Formerly I was the dean of the School of Information, University of Michigan. At Michigan I was also the Arthur W. Burks Professor of Information and Computer Science, and a Professor of Economics and Public Policy. I was the founding Director of STIET (a research program for Socio-Technical Infrastructure for Electronic Transactions). I am passionate about public universities, where I have spent my entire career.

My research and teaching are a mix of mostly economics with some computer science, and a bit of psychology (cognitive, and increasingly social) thrown in. I address human information behavior online, and the design and performance of information systems and digital content. My approach is incentive-centered design which accounts for the behavior of autonomous, motivated and often strategic humans when designing systems. I also do a fair bit of work on competition policy and antitrust, especially for information technology-related industries. In the past I have worked on taxation and corporate behavior, and public utility pricing.

The advent of the web has led to a recent explosion in bibliometrics to measure scholarly impact. I obtained the following calculations from Google Scholar on 1 January 2023:

I have started curating my online scholarly presence through Google Scholar Citations: http://scholar.google.com/citations?user=Hd3kUc4AAAAJ

Notes: The h and i10 index are calculated by Google using Google Scholar Citations. See Reflections on Google Scholar on using this source for scholarly bibliometrics. My Erdős number is achieved through the following sequence of co-authorship links: Erdős -> Daniel J. Kleitman -> Rakesh Vinay Vohra -> Michael P. Wellman. (I also have a completely different 5-path: Erdős -> George Piranian -> Charles Titus -> Carl Simon -> Ted Bergstrom.) The number of my publications provided by Google Scholar Citations is high because I have not found a way to merge all publications that are the same but appear in citations with variant names (Google Scholar Citations seems to limit merges to papers that appear on the same screen, with a maximum of 100 per screen).

Photo of Jeffrey K. MacKie-Mason

I have been consulting and testifying on liability, damages and policy issues for antitrust and regulatory matters since the early 1980's. I specialize in information and technology industries, with extensive experience in the Internet, digital content, e-commerce, computer software and hardware, telecommunications, high-volume copiers, and computer services. I have testified by deposition and/or at trial in over forty federal cases, including (among others) at trial for the plaintiffs in ITS v. Kodak, for the defendant in Tricom v. EDS, for the plaintiff in Valassis v. News America, for the defendant in The Service Source v. Office Depot, and for the plaintiffs in the California class action against Microsoft Corp. which ended in a $1.1 billion settlement for California consumers.
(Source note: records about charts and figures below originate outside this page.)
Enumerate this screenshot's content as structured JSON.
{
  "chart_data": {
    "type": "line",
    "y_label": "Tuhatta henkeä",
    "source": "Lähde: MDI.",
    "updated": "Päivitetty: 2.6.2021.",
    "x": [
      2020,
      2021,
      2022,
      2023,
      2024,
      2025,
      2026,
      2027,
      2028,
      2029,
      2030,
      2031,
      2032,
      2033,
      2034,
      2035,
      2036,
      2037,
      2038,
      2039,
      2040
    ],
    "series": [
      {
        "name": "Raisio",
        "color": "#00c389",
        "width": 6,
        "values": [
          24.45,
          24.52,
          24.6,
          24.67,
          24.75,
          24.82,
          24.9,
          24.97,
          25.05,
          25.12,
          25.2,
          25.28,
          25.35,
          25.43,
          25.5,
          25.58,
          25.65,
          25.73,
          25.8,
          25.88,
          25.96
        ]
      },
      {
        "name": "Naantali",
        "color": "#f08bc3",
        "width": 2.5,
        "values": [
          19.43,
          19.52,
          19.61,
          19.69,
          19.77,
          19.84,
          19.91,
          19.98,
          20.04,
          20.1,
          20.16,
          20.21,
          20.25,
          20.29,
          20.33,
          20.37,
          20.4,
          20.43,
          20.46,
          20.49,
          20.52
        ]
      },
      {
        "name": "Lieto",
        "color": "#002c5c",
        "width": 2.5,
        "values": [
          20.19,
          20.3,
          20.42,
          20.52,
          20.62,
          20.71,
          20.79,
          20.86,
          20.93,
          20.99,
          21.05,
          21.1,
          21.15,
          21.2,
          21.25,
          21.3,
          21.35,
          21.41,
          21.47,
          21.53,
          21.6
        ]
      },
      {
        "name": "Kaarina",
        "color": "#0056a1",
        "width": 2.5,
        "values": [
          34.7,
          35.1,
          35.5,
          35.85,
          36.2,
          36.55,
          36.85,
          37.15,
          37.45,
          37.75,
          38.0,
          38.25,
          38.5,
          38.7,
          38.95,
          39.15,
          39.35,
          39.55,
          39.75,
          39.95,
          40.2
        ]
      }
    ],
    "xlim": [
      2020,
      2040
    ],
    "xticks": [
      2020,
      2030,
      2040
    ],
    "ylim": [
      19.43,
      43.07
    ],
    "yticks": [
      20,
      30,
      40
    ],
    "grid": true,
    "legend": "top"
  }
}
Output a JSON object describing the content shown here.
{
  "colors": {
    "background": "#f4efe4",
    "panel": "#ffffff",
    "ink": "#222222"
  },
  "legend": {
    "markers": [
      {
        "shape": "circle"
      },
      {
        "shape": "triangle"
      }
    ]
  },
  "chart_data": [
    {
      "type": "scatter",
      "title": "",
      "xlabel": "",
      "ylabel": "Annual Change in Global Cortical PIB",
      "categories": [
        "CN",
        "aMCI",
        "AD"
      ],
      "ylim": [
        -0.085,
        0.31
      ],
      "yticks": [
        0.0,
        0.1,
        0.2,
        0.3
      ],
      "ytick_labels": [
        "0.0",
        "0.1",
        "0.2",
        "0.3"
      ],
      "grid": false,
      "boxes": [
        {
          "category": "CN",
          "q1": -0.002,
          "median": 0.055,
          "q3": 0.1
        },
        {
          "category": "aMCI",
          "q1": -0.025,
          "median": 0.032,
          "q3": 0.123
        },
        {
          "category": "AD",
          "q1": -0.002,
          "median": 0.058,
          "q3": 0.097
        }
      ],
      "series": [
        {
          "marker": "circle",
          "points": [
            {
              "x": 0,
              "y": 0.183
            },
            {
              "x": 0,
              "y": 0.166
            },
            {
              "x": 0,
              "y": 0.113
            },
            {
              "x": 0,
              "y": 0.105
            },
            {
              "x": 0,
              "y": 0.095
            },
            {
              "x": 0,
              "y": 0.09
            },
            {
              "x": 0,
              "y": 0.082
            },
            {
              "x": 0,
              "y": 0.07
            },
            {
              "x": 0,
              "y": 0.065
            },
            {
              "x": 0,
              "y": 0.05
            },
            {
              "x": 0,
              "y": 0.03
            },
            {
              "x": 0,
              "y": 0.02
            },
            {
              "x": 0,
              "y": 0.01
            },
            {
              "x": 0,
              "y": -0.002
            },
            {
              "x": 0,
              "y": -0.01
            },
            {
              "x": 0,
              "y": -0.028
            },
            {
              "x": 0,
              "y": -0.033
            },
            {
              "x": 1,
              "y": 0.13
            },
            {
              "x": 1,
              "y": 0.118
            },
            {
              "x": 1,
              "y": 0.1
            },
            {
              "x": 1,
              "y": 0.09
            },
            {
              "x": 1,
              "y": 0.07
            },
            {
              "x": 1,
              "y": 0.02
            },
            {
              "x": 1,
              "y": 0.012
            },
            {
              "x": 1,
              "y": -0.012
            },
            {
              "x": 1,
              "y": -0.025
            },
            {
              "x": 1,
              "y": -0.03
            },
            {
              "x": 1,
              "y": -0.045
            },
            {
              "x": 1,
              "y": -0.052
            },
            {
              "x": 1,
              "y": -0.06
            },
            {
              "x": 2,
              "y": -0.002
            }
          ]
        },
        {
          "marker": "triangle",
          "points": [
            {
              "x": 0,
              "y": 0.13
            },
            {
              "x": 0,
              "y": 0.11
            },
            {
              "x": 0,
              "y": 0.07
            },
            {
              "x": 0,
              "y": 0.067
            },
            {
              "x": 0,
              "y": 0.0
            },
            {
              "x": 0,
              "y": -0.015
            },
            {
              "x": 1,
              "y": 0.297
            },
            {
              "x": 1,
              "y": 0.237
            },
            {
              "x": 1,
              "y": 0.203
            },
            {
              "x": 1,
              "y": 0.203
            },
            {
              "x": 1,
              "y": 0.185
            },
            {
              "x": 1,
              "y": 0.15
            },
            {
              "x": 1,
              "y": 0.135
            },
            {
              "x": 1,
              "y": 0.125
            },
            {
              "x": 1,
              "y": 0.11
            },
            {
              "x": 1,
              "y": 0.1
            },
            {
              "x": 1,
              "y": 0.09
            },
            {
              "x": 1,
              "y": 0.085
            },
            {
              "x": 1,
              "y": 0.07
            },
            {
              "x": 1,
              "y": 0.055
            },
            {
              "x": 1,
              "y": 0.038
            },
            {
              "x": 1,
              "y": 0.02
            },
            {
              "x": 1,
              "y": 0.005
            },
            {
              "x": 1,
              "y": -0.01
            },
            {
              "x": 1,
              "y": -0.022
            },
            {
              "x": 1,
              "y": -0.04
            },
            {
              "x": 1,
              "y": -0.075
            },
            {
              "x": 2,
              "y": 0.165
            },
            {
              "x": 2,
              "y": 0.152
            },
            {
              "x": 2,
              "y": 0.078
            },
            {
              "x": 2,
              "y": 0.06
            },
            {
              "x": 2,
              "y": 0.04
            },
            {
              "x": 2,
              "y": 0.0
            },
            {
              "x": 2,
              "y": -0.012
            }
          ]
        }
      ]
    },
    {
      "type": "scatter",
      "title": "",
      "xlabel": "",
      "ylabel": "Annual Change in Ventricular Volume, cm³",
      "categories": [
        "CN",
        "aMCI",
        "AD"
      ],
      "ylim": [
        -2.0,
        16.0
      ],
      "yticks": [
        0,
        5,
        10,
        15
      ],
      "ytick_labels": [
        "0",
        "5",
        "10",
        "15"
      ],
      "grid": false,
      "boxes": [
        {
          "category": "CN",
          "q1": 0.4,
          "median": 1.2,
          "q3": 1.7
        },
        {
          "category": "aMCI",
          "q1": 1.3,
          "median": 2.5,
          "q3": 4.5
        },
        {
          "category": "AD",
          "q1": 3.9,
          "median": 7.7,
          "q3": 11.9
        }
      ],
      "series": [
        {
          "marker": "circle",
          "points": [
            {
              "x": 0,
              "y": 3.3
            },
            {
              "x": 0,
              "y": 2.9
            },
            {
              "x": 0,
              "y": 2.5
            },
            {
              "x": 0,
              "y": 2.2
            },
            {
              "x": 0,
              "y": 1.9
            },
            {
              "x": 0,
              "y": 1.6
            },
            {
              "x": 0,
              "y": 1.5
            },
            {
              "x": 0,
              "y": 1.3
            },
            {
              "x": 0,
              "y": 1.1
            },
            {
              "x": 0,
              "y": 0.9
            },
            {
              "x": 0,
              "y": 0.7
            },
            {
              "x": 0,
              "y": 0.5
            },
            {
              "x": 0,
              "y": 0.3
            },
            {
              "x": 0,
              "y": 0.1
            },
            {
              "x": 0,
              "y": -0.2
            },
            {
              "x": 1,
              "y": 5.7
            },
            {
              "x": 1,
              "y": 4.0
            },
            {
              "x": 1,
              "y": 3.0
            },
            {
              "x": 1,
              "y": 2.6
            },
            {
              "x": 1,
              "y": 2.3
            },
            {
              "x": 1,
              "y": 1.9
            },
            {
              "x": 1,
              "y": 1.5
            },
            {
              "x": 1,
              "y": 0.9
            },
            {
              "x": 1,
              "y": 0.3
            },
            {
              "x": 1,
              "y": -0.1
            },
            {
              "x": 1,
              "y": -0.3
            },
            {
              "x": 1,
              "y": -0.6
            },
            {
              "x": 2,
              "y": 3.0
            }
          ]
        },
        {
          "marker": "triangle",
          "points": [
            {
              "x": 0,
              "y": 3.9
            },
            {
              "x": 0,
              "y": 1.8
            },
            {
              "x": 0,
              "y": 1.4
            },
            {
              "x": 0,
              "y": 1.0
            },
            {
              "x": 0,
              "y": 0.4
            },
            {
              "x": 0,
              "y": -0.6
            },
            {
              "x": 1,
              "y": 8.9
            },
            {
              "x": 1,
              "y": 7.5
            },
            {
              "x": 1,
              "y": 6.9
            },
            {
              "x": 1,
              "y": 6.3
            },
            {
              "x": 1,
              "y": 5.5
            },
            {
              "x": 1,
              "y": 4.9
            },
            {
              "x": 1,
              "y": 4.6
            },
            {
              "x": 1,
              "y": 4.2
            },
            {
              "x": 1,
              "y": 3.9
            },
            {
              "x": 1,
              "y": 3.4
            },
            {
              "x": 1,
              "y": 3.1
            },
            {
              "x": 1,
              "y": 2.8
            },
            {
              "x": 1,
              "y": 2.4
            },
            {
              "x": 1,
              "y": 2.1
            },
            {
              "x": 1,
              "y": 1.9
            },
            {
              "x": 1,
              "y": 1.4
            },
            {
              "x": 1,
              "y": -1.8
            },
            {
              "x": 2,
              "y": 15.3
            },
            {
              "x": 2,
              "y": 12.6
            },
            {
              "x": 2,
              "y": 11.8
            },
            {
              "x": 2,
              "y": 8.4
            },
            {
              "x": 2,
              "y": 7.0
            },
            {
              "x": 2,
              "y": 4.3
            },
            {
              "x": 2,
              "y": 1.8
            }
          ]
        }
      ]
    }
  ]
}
I have also submitted reports and testimony in numerous regulatory proceedings, and provided antitrust economics advice to many other clients. I founded Resource Economics as an antitrust economics firm in 1989, and co-founded applEcon LLC (an antitrust economics partnership) in 2000. My list of consulting engagements is available.
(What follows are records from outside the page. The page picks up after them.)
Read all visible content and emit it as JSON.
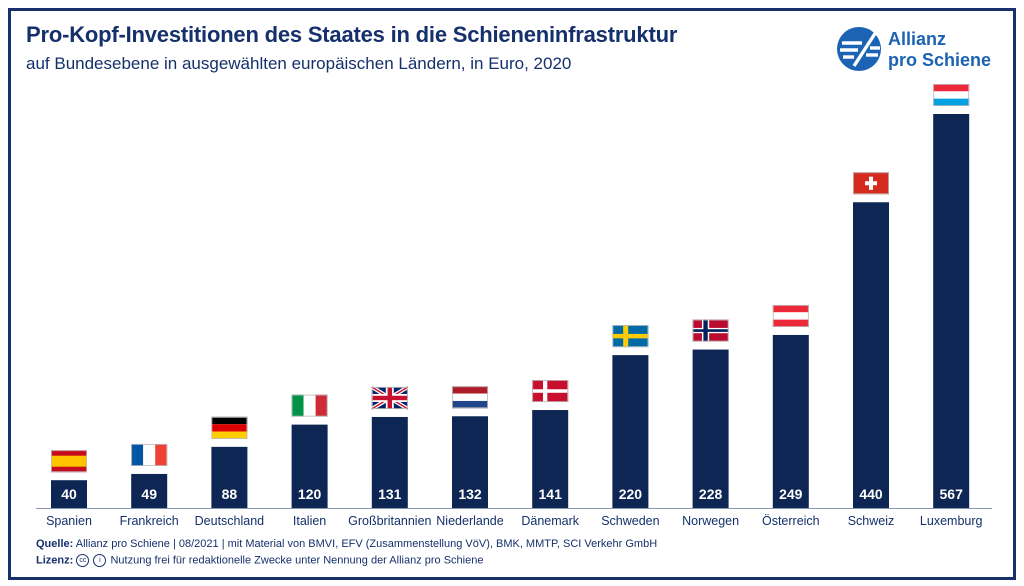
{
  "title": "Pro-Kopf-Investitionen des Staates in die Schieneninfrastruktur",
  "subtitle": "auf Bundesebene in ausgewählten europäischen Ländern, in Euro, 2020",
  "logo": {
    "line1": "Allianz",
    "line2": "pro Schiene"
  },
  "footer": {
    "source_label": "Quelle:",
    "source_text": "Allianz pro Schiene | 08/2021 | mit Material von BMVI, EFV (Zusammenstellung VöV), BMK, MMTP, SCI Verkehr GmbH",
    "license_label": "Lizenz:",
    "license_cc": "cc",
    "license_by": "i",
    "license_text": "Nutzung frei für redaktionelle Zwecke unter Nennung der Allianz pro Schiene"
  },
  "colors": {
    "bar": "#0e2653",
    "title": "#15306b",
    "brand": "#1d63b3",
    "frame": "#15306b"
  },
  "chart_data": {
    "type": "bar",
    "categories": [
      "Spanien",
      "Frankreich",
      "Deutschland",
      "Italien",
      "Großbritannien",
      "Niederlande",
      "Dänemark",
      "Schweden",
      "Norwegen",
      "Österreich",
      "Schweiz",
      "Luxemburg"
    ],
    "values": [
      40,
      49,
      88,
      120,
      131,
      132,
      141,
      220,
      228,
      249,
      440,
      567
    ],
    "flags": [
      "spain",
      "france",
      "germany",
      "italy",
      "uk",
      "netherlands",
      "denmark",
      "sweden",
      "norway",
      "austria",
      "switzerland",
      "luxembourg"
    ],
    "ylim": [
      0,
      567
    ]
  }
}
Photo of Jeffrey K. MacKie-Mason

I was born and raised in downstate New York, oldest of three siblings. In college and while getting a master's of public policy (Dartmouth and Univ. of Michigan, respectively) I studied and was quite active in environmental and energy policy. For example, I was arrested at the big demonstration at the Seabrook nuclear power plant, and I worked in Washington for a year at the National Audubon Society (water policy), and for a summer in the policy office of the Dept. of Energy.
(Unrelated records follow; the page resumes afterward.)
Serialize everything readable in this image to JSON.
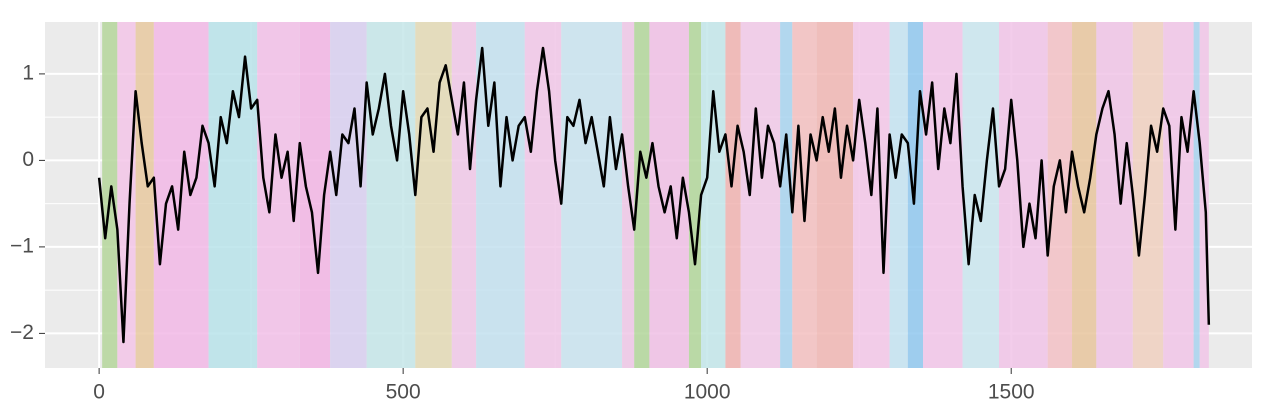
{
  "chart_data": {
    "type": "line",
    "x": [
      0,
      10,
      20,
      30,
      40,
      50,
      60,
      70,
      80,
      90,
      100,
      110,
      120,
      130,
      140,
      150,
      160,
      170,
      180,
      190,
      200,
      210,
      220,
      230,
      240,
      250,
      260,
      270,
      280,
      290,
      300,
      310,
      320,
      330,
      340,
      350,
      360,
      370,
      380,
      390,
      400,
      410,
      420,
      430,
      440,
      450,
      460,
      470,
      480,
      490,
      500,
      510,
      520,
      530,
      540,
      550,
      560,
      570,
      580,
      590,
      600,
      610,
      620,
      630,
      640,
      650,
      660,
      670,
      680,
      690,
      700,
      710,
      720,
      730,
      740,
      750,
      760,
      770,
      780,
      790,
      800,
      810,
      820,
      830,
      840,
      850,
      860,
      870,
      880,
      890,
      900,
      910,
      920,
      930,
      940,
      950,
      960,
      970,
      980,
      990,
      1000,
      1010,
      1020,
      1030,
      1040,
      1050,
      1060,
      1070,
      1080,
      1090,
      1100,
      1110,
      1120,
      1130,
      1140,
      1150,
      1160,
      1170,
      1180,
      1190,
      1200,
      1210,
      1220,
      1230,
      1240,
      1250,
      1260,
      1270,
      1280,
      1290,
      1300,
      1310,
      1320,
      1330,
      1340,
      1350,
      1360,
      1370,
      1380,
      1390,
      1400,
      1410,
      1420,
      1430,
      1440,
      1450,
      1460,
      1470,
      1480,
      1490,
      1500,
      1510,
      1520,
      1530,
      1540,
      1550,
      1560,
      1570,
      1580,
      1590,
      1600,
      1610,
      1620,
      1630,
      1640,
      1650,
      1660,
      1670,
      1680,
      1690,
      1700,
      1710,
      1720,
      1730,
      1740,
      1750,
      1760,
      1770,
      1780,
      1790,
      1800,
      1810,
      1820,
      1825
    ],
    "series": [
      {
        "color": "#000000",
        "values": [
          -0.2,
          -0.9,
          -0.3,
          -0.8,
          -2.1,
          -0.5,
          0.8,
          0.2,
          -0.3,
          -0.2,
          -1.2,
          -0.5,
          -0.3,
          -0.8,
          0.1,
          -0.4,
          -0.2,
          0.4,
          0.2,
          -0.3,
          0.5,
          0.2,
          0.8,
          0.5,
          1.2,
          0.6,
          0.7,
          -0.2,
          -0.6,
          0.3,
          -0.2,
          0.1,
          -0.7,
          0.2,
          -0.3,
          -0.6,
          -1.3,
          -0.4,
          0.1,
          -0.4,
          0.3,
          0.2,
          0.6,
          -0.3,
          0.9,
          0.3,
          0.6,
          1.0,
          0.4,
          0.0,
          0.8,
          0.3,
          -0.4,
          0.5,
          0.6,
          0.1,
          0.9,
          1.1,
          0.7,
          0.3,
          0.9,
          -0.1,
          0.7,
          1.3,
          0.4,
          0.9,
          -0.3,
          0.5,
          0.0,
          0.4,
          0.5,
          0.1,
          0.8,
          1.3,
          0.8,
          0.0,
          -0.5,
          0.5,
          0.4,
          0.7,
          0.2,
          0.5,
          0.1,
          -0.3,
          0.5,
          -0.1,
          0.3,
          -0.3,
          -0.8,
          0.1,
          -0.2,
          0.2,
          -0.3,
          -0.6,
          -0.3,
          -0.9,
          -0.2,
          -0.6,
          -1.2,
          -0.4,
          -0.2,
          0.8,
          0.1,
          0.3,
          -0.3,
          0.4,
          0.1,
          -0.4,
          0.6,
          -0.2,
          0.4,
          0.2,
          -0.3,
          0.3,
          -0.6,
          0.4,
          -0.7,
          0.3,
          0.0,
          0.5,
          0.1,
          0.6,
          -0.2,
          0.4,
          0.0,
          0.7,
          0.2,
          -0.4,
          0.6,
          -1.3,
          0.3,
          -0.2,
          0.3,
          0.2,
          -0.5,
          0.8,
          0.3,
          0.9,
          -0.1,
          0.6,
          0.2,
          1.0,
          -0.3,
          -1.2,
          -0.4,
          -0.7,
          0.0,
          0.6,
          -0.3,
          -0.1,
          0.7,
          0.0,
          -1.0,
          -0.5,
          -0.9,
          0.0,
          -1.1,
          -0.3,
          0.0,
          -0.6,
          0.1,
          -0.3,
          -0.6,
          -0.2,
          0.3,
          0.6,
          0.8,
          0.3,
          -0.5,
          0.2,
          -0.4,
          -1.1,
          -0.4,
          0.4,
          0.1,
          0.6,
          0.4,
          -0.8,
          0.5,
          0.1,
          0.8,
          0.2,
          -0.6,
          -1.9
        ]
      }
    ],
    "bands": [
      {
        "start": 5,
        "end": 30,
        "color": "#b5d69b"
      },
      {
        "start": 30,
        "end": 60,
        "color": "#f3c6e8"
      },
      {
        "start": 60,
        "end": 90,
        "color": "#e8c9a0"
      },
      {
        "start": 90,
        "end": 180,
        "color": "#f2b8e6"
      },
      {
        "start": 180,
        "end": 260,
        "color": "#b9e3ea"
      },
      {
        "start": 260,
        "end": 330,
        "color": "#f2c0e8"
      },
      {
        "start": 330,
        "end": 380,
        "color": "#f2b5e4"
      },
      {
        "start": 380,
        "end": 440,
        "color": "#d8cff0"
      },
      {
        "start": 440,
        "end": 520,
        "color": "#c5e6e9"
      },
      {
        "start": 520,
        "end": 580,
        "color": "#e3d9b5"
      },
      {
        "start": 580,
        "end": 620,
        "color": "#f0c8e8"
      },
      {
        "start": 620,
        "end": 700,
        "color": "#c3e1ee"
      },
      {
        "start": 700,
        "end": 760,
        "color": "#f1c7e7"
      },
      {
        "start": 760,
        "end": 860,
        "color": "#c9e3ef"
      },
      {
        "start": 860,
        "end": 880,
        "color": "#efc7e6"
      },
      {
        "start": 880,
        "end": 905,
        "color": "#b2d69a"
      },
      {
        "start": 905,
        "end": 970,
        "color": "#f0c0e5"
      },
      {
        "start": 970,
        "end": 990,
        "color": "#b2d69a"
      },
      {
        "start": 990,
        "end": 1030,
        "color": "#c3e6ea"
      },
      {
        "start": 1030,
        "end": 1055,
        "color": "#f0b3b0"
      },
      {
        "start": 1055,
        "end": 1120,
        "color": "#f1c9e7"
      },
      {
        "start": 1120,
        "end": 1140,
        "color": "#a8d4ef"
      },
      {
        "start": 1140,
        "end": 1180,
        "color": "#f3c0c0"
      },
      {
        "start": 1180,
        "end": 1240,
        "color": "#f0b6b3"
      },
      {
        "start": 1240,
        "end": 1300,
        "color": "#f3c7e8"
      },
      {
        "start": 1300,
        "end": 1330,
        "color": "#c4e3f1"
      },
      {
        "start": 1330,
        "end": 1355,
        "color": "#90c8ee"
      },
      {
        "start": 1355,
        "end": 1420,
        "color": "#f2c6e9"
      },
      {
        "start": 1420,
        "end": 1480,
        "color": "#cae6ee"
      },
      {
        "start": 1480,
        "end": 1560,
        "color": "#f1c4e7"
      },
      {
        "start": 1560,
        "end": 1600,
        "color": "#f3c1c6"
      },
      {
        "start": 1600,
        "end": 1640,
        "color": "#e8c69e"
      },
      {
        "start": 1640,
        "end": 1700,
        "color": "#f0c4e6"
      },
      {
        "start": 1700,
        "end": 1750,
        "color": "#f0d0c0"
      },
      {
        "start": 1750,
        "end": 1800,
        "color": "#f1c5e7"
      },
      {
        "start": 1800,
        "end": 1810,
        "color": "#a8d4ef"
      },
      {
        "start": 1810,
        "end": 1825,
        "color": "#f1c5e7"
      }
    ],
    "xlim": [
      -89,
      1896
    ],
    "ylim": [
      -2.4,
      1.6
    ],
    "xticks": [
      0,
      500,
      1000,
      1500
    ],
    "yticks": [
      {
        "value": -2,
        "label": "−2"
      },
      {
        "value": -1,
        "label": "−1"
      },
      0,
      1
    ],
    "grid": true,
    "background": "#ebebeb"
  }
}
I've been an information and technology junkie since the late 1960s, had my first email romance in 1976, and was deeply engaged with the Internet by the mid-80s, nearly 10 years before the Web began. It took some time to realize I could join this enthusiasm with my research. Most of my early economics research concerned taxes and corporate decisions (investment, financing, choice of organizational form). I had done some telecommunications research in the 1980s, but only in the early 1990s did I drop other topics to pursue exclusively economic and technical issues raised by digital information systems and content.

I used to spend more time in the woods and mountains than at a terminal. Now I find peace and freedom of emotional expression at the piano. I started music studies when I was young, but music became my consuming passion only in the mid-1990s. I play classical (though I occasionally fool around with songbook standards or pop by Tori Amos and a few others). I've been learning about one Beethoven sonata a year, and a variety of other repertoire including Bach preludes and fugues, Schubert impromptus, Brahms intermezzi, etc. I performed (in informal settings!) the first movement of Beethoven's first piano concerto (with a 5-piece chamber group accompanying) and the first movement of Mendelssohn's g minor concerto (with second piano accompanying).

I'm also very committed to nurturing my marriage to Janet Netz. Active parenting of my two boys has been transitioning to active grandparenting of (so far!) our three grandchildren. My Myers-Briggs type is INFP (strong I, N; weak F, P).